Les Canadiens, appelés à défendre leurs institutions et leurs lois garanties par les traités et par ce même acte de 1774, que le congrès des provinces rebelles avait maladroitement « déclaré injuste, inconstitutionnel, très dangereux et subversif des droits américains », se rangèrent sous le drapeau de leur nouvelle mère-patrie, qui profita ainsi plus tôt qu’elle ne l’avait pensé, de la sagesse de sa politique, politique sanctionnée depuis par le parlement impérial, en deux occasions solennelles, savoir : en 1791, en octroyant une charte constitutionnelle à cette province ; et, en 1828, en déclarant que « les Canadiens d’origine française ne devaient pas être inquiétés le moins du monde dans la jouissance de leurs lois, de leur religion et de leurs privilèges, tel que cela leur avait été assuré par des actes du parlement britannique ».

Si cette politique, qui a déjà sauvé deux fois le Canada, a été méconnue et répudiée par l’acte d’union, il n’est pas improbable que les événements y fassent revenir, et qu’on s’aperçoive que les Canadiens, en s’anglifiant, ne deviennent rien moins qu’Anglais. Rien n’indique que l’avenir sera différent du passé ; et ce retour pourrait être commandé par le progrès des colonies qui restent encore à la Grande-Bretagne dans ce continent, et par la perspective d’une révolution semblable à celle qui a frayé le chemin à l’indépendance de l’Union américaine.

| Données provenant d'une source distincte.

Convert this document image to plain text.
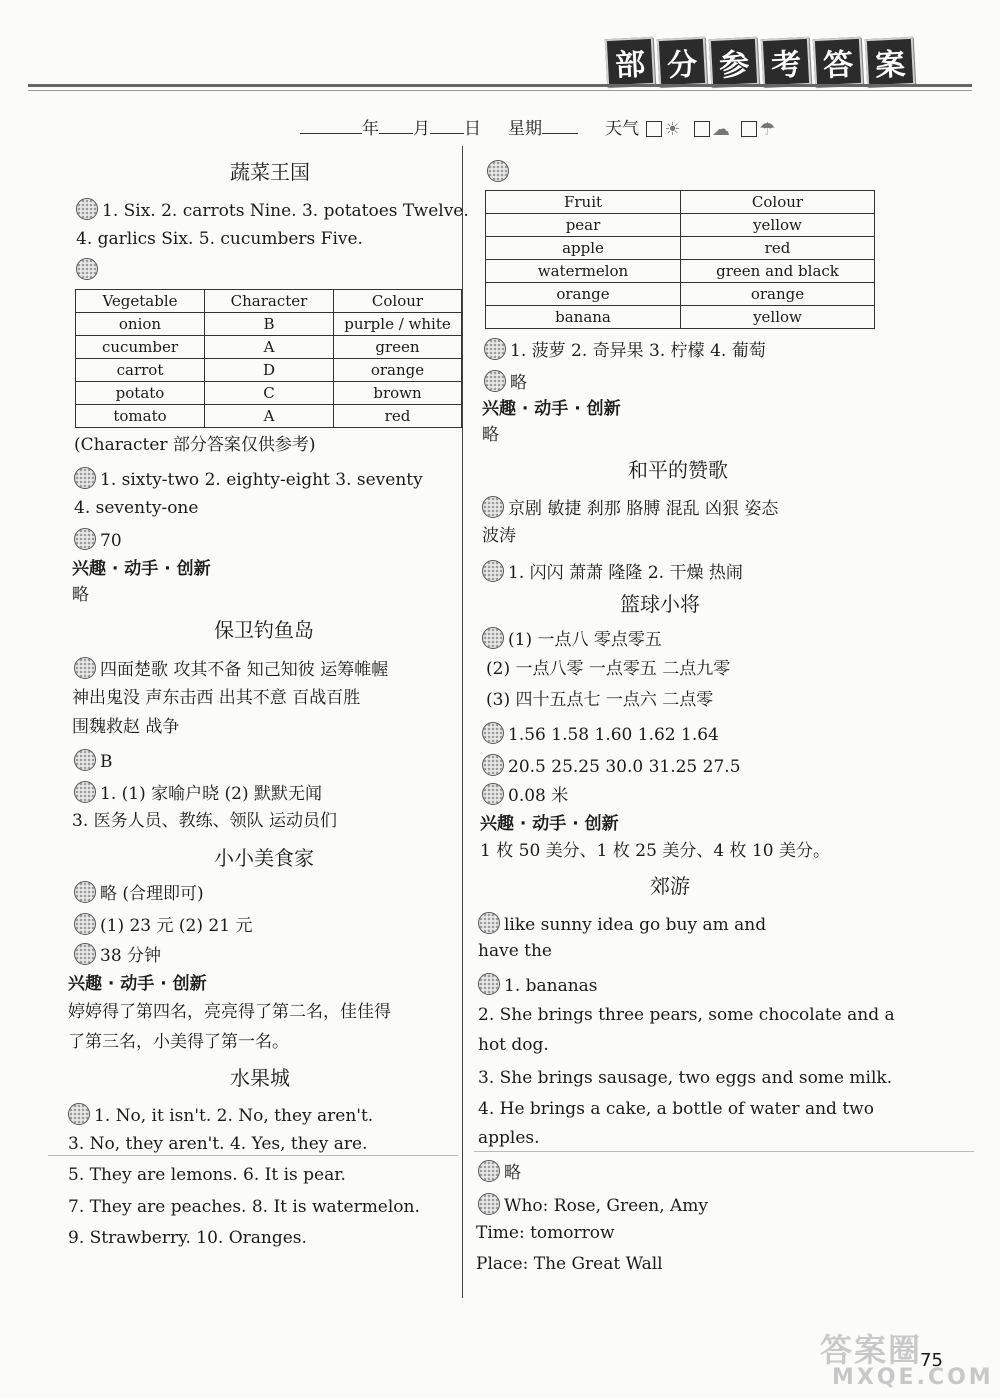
部 分 参 考 答 案
年 月 日 星期	天气 ☀ ☁ ☂
蔬菜王国
1. Six. 2. carrots Nine. 3. potatoes Twelve.
4. garlics Six. 5. cucumbers Five.
Vegetable	Character	Colour
onion	B	purple / white
cucumber	A	green
carrot	D	orange
potato	C	brown
tomato	A	red
(Character 部分答案仅供参考)
1. sixty-two 2. eighty-eight 3. seventy
4. seventy-one
70
兴趣 · 动手 · 创新
略
保卫钓鱼岛
四面楚歌 攻其不备 知己知彼 运筹帷幄
神出鬼没 声东击西 出其不意 百战百胜
围魏救赵 战争
B
1. (1) 家喻户晓 (2) 默默无闻
3. 医务人员、教练、领队 运动员们
小小美食家
略 (合理即可)
(1) 23 元 (2) 21 元
38 分钟
兴趣 · 动手 · 创新
婷婷得了第四名，亮亮得了第二名，佳佳得
了第三名，小美得了第一名。
水果城
1. No, it isn't. 2. No, they aren't.
3. No, they aren't. 4. Yes, they are.
5. They are lemons. 6. It is pear.
7. They are peaches. 8. It is watermelon.
9. Strawberry. 10. Oranges.
Fruit	Colour
pear	yellow
apple	red
watermelon	green and black
orange	orange
banana	yellow
1. 菠萝 2. 奇异果 3. 柠檬 4. 葡萄
略
兴趣 · 动手 · 创新
略
和平的赞歌
京剧 敏捷 刹那 胳膊 混乱 凶狠 姿态
波涛
1. 闪闪 萧萧 隆隆 2. 干燥 热闹
篮球小将
(1) 一点八 零点零五
(2) 一点八零 一点零五 二点九零
(3) 四十五点七 一点六 二点零
1.56 1.58 1.60 1.62 1.64
20.5 25.25 30.0 31.25 27.5
0.08 米
兴趣 · 动手 · 创新
1 枚 50 美分、1 枚 25 美分、4 枚 10 美分。
郊游
like sunny idea go buy am and
have the
1. bananas
2. She brings three pears, some chocolate and a
hot dog.
3. She brings sausage, two eggs and some milk.
4. He brings a cake, a bottle of water and two
apples.
略
Who: Rose, Green, Amy
Time: tomorrow
Place: The Great Wall
答案圈
MXQE.COM
75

S’il en était autrement, il faudrait croire que le cabinet de Londres a jugé d’avance la cause de la domination britannique dans cette partie du monde, et qu’il la regarde comme définitivement perdue. Mais l’on doit présumer qu’il y connaît fort bien la situation des intérêts anglais ; qu’il a déjà jeté les yeux sur l’avenir, comme on peut l’inférer de quelques passages qui se trouvent dans le rapport de lord Durham sur le Canada, et qu’il désire enfin le dénouement le moins préjudiciable à la nation. La Grande-Bretagne tient notre sort entre ses mains ; et selon que sa conduite sera juste et éclairée, ou rétrécie et tyrannique, ces belles et vastes provinces formeront, lorsque le temps en sera venu, une nation indépendante et une alliée utile et fidèle, ou elles tomberont dans l’orbite de la puissante république qui semble destinée à lui disputer l’empire des mers. Cette question mérite l’attention grave des hommes d’État métropolitains et coloniaux ; plusieurs peuples sont intéressés à sa solution.

Dans les observations ci-dessus, nous avons énoncé franchement et sans crainte nos vues sur un sujet qui doit préoccuper tous les Canadiens dans la situation exceptionnelle où ils se trouvent comme peuple. Nous l’avons fait, parce que nous croyons que nos lecteurs avaient droit de connaître notre opinion à cet égard ; nous avons dû aussi exprimer nos espérances que nous croyons bien fondées, parce qu’elles procèdent des déductions les plus sévères des faits historiques dont nous allons dérouler le riche et intéressant tableau.